- Born: Paul Lester Overstreet March 17, 1955 (age 71) Vancleave, Mississippi, U.S.
- Origin: Newton, Mississippi, U.S.
- Genres: Country, Christian
- Occupations: Singer, songwriter
- Instruments: Vocals, guitar
- Years active: 1982–present
- Labels: MTM RCA Nashville Scarlet Moon
- Formerly of: S-K-O
- Website: http://www.pauloverstreet.com

= Paul Overstreet =

American country music singer-songwriter

Paul Lester Overstreet (born March 17, 1955) is an American country music singer and songwriter. He began his singing career in 1982 with a self-titled album on RCA Records Nashville. From 1986 to 1987, he was a vocalist in the trio S-K-O (Schuyler, Knobloch & Overstreet), in which he had a number-one single on the Billboard Hot Country Songs charts with "Baby's Got a New Baby". After leaving S-K-O he resumed a solo career, charting a second number-one single alongside Paul Davis and Tanya Tucker on "I Won't Take Less Than Your Love". Between 1989 and 1992, he released the albums Sowin' Love, Heroes, and Love Is Strong. These albums include the number-one single "Daddy's Come Around" and nine other top-40 entries on the country music charts. Subsequent albums have been released independently on the Scarlet Moon label.

As a songwriter, Overstreet had his first major success in 1982 with "Same Ole Me" by George Jones featuring the Oak Ridge Boys. Overstreet has also written multiple singles for Randy Travis including "On the Other Hand", "Diggin' Up Bones", "Forever and Ever, Amen", and "Deeper Than the Holler". Other acts who have recorded Overstreet's songs include the Judds, Keith Whitley, and Blake Shelton. Overstreet's sons, Nash and Chord, are also musicians. Nash is the lead guitarist for the pop band Hot Chelle Rae, while Chord played Sam Evans on Glee and signed with Island Records in 2016.

Overstreet was inducted into the Country Music Hall of Fame in 2026.

==Early life==
Overstreet was born on March 17, 1955, in Vancleave, Mississippi, the son of Mary Lela (Havens) Hatten and William E. Overstreet, a minister, and was raised in Newton.

==Career==
===Songwriter===
During his songwriting career, primarily in the country genre, Overstreet has written or co-written 27 Top Ten songs. During this time, he has won two Grammy Awards and also won ACM and CMA Song of the Year Awards (1987 and 1988). Overstreet was named the BMI Songwriter of the Year five straight years, from 1987 to 1991, an achievement on music row that has not been achieved before or since. He co-wrote "A Long Line of Love", "Love Can Build a Bridge", and "Forever and Ever, Amen". Other well-known hits of recent years he is known for are "She Thinks My Tractor's Sexy" by Kenny Chesney and "Some Beach" by Blake Shelton, which was a Number One hit in 2004.

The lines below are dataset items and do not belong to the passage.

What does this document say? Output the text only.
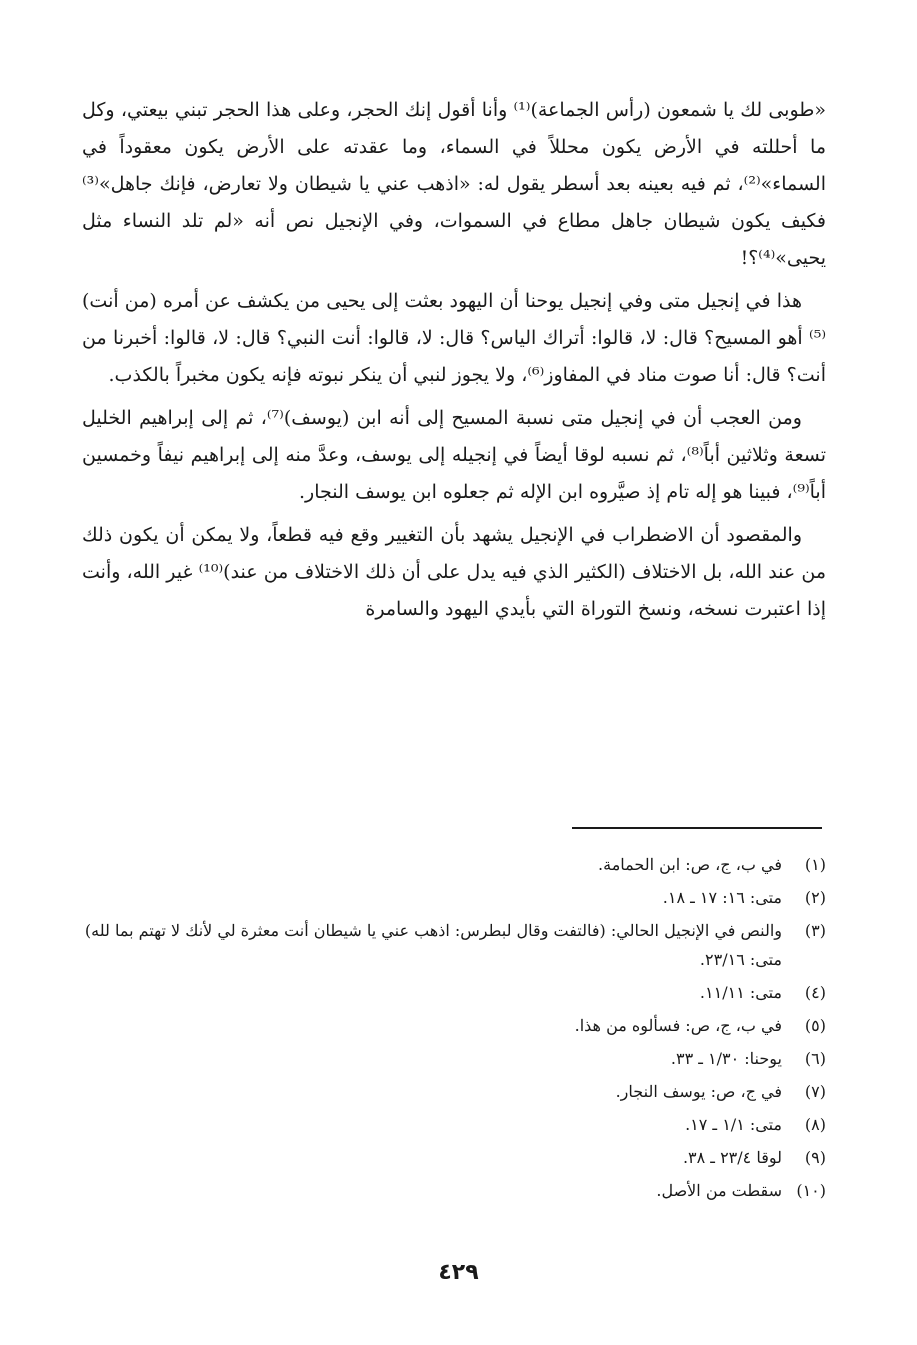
«طوبى لك يا شمعون (رأس الجماعة)⁽¹⁾ وأنا أقول إنك الحجر، وعلى هذا الحجر تبني بيعتي، وكل ما أحللته في الأرض يكون محللاً في السماء، وما عقدته على الأرض يكون معقوداً في السماء»⁽²⁾، ثم فيه بعينه بعد أسطر يقول له: «اذهب عني يا شيطان ولا تعارض، فإنك جاهل»⁽³⁾ فكيف يكون شيطان جاهل مطاع في السموات، وفي الإنجيل نص أنه «لم تلد النساء مثل يحيى»⁽⁴⁾؟!

هذا في إنجيل متى وفي إنجيل يوحنا أن اليهود بعثت إلى يحيى من يكشف عن أمره (من أنت)⁽⁵⁾ أهو المسيح؟ قال: لا، قالوا: أتراك الياس؟ قال: لا، قالوا: أنت النبي؟ قال: لا، قالوا: أخبرنا من أنت؟ قال: أنا صوت مناد في المفاوز⁽⁶⁾، ولا يجوز لنبي أن ينكر نبوته فإنه يكون مخبراً بالكذب.

ومن العجب أن في إنجيل متى نسبة المسيح إلى أنه ابن (يوسف)⁽⁷⁾، ثم إلى إبراهيم الخليل تسعة وثلاثين أباً⁽⁸⁾، ثم نسبه لوقا أيضاً في إنجيله إلى يوسف، وعدَّ منه إلى إبراهيم نيفاً وخمسين أباً⁽⁹⁾، فبينا هو إله تام إذ صيَّروه ابن الإله ثم جعلوه ابن يوسف النجار.

والمقصود أن الاضطراب في الإنجيل يشهد بأن التغيير وقع فيه قطعاً، ولا يمكن أن يكون ذلك من عند الله، بل الاختلاف (الكثير الذي فيه يدل على أن ذلك الاختلاف من عند)⁽¹⁰⁾ غير الله، وأنت إذا اعتبرت نسخه، ونسخ التوراة التي بأيدي اليهود والسامرة

(١)
في ب، ج، ص: ابن الحمامة.
(٢)
متى: ١٦: ١٧ ـ ١٨.
(٣)
والنص في الإنجيل الحالي: (فالتفت وقال لبطرس: اذهب عني يا شيطان أنت معثرة لي لأنك لا تهتم بما لله) متى: ٢٣/١٦.
(٤)
متى: ١١/١١.
(٥)
في ب، ج، ص: فسألوه من هذا.
(٦)
يوحنا: ١/٣٠ ـ ٣٣.
(٧)
في ج، ص: يوسف النجار.
(٨)
متى: ١/١ ـ ١٧.
(٩)
لوقا ٢٣/٤ ـ ٣٨.
(١٠)
سقطت من الأصل.
٤٢٩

Overstreet is best known for writing country songs such as "Forever and Ever, Amen" and "On the Other Hand", both of which were Number Ones for Randy Travis. He also co-wrote "When You Say Nothing at All" which was a Number One hit at the end of 1988 for Keith Whitley, and later a Top Five hit in 1995 for Alison Krauss, and revived later in 1999 by Ronan Keating of Boyzone. He is also known for writing the worship song God Is Good All The Time with Don Moen, which has become one of Moen's signature songs.
Overstreet has written multiple songs for new country singer Zach Top

===Singer===
Overstreet was first signed as a singer in 1982. His debut single, "Beautiful Baby", peaked at No. 76 on the country charts that year, and was the first single from his self-titled debut album. After co-writing Tanya Tucker's 1987 single "I Won't Take Less Than Your Love" with Don Schlitz, Overstreet and fellow singer-songwriter Paul Davis became guest vocalists on the song, which became a Number One hit that year.

Also in 1987, Overstreet founded the trio S-K-O (also known as Schuyler, Knobloch & Overstreet) with Thom Schuyler and J. Fred Knobloch, both former solo singers. S-K-O charted three singles with Overstreet as a member, including the Number One "Baby's Got a New Baby". After one album the trio was renamed S-K-B when Overstreet left and was replaced by Craig Bickhardt.

In 1988, Overstreet signed to RCA Nashville as a solo artist. His second solo album, Sowin' Love, accounted for five straight Top 10 hits on the country charts: "Love Helps Those", the title track, "All the Fun", "Seein' My Father in Me" and "Richest Man on Earth." His second album, 1990's Heroes, produced his only solo Number One in its lead-off single "Daddy's Come Around", which was followed by the Top Tens "Heroes" and "Ball and Chain". However, his chart success soon waned, with "If I Could Bottle This Up" peaking at No. 30 and "Billy Can't Read" falling short of Top 40. A third RCA album, Love Is Strong, produced the No. 22 "Me and My Baby" and two more singles which missed the Top 40. Also, the song "There But for the Grace of God Go I" won a Dove Award for Country Recorded Song of the Year at the 24th GMA Dove Awards in 1993. Three years later, Overstreet released his first album for Scarlet Moon Records, Time. It produced his last single to enter the country charts, "We've Got to Keep on Meeting Like This," which peaked at No. 73.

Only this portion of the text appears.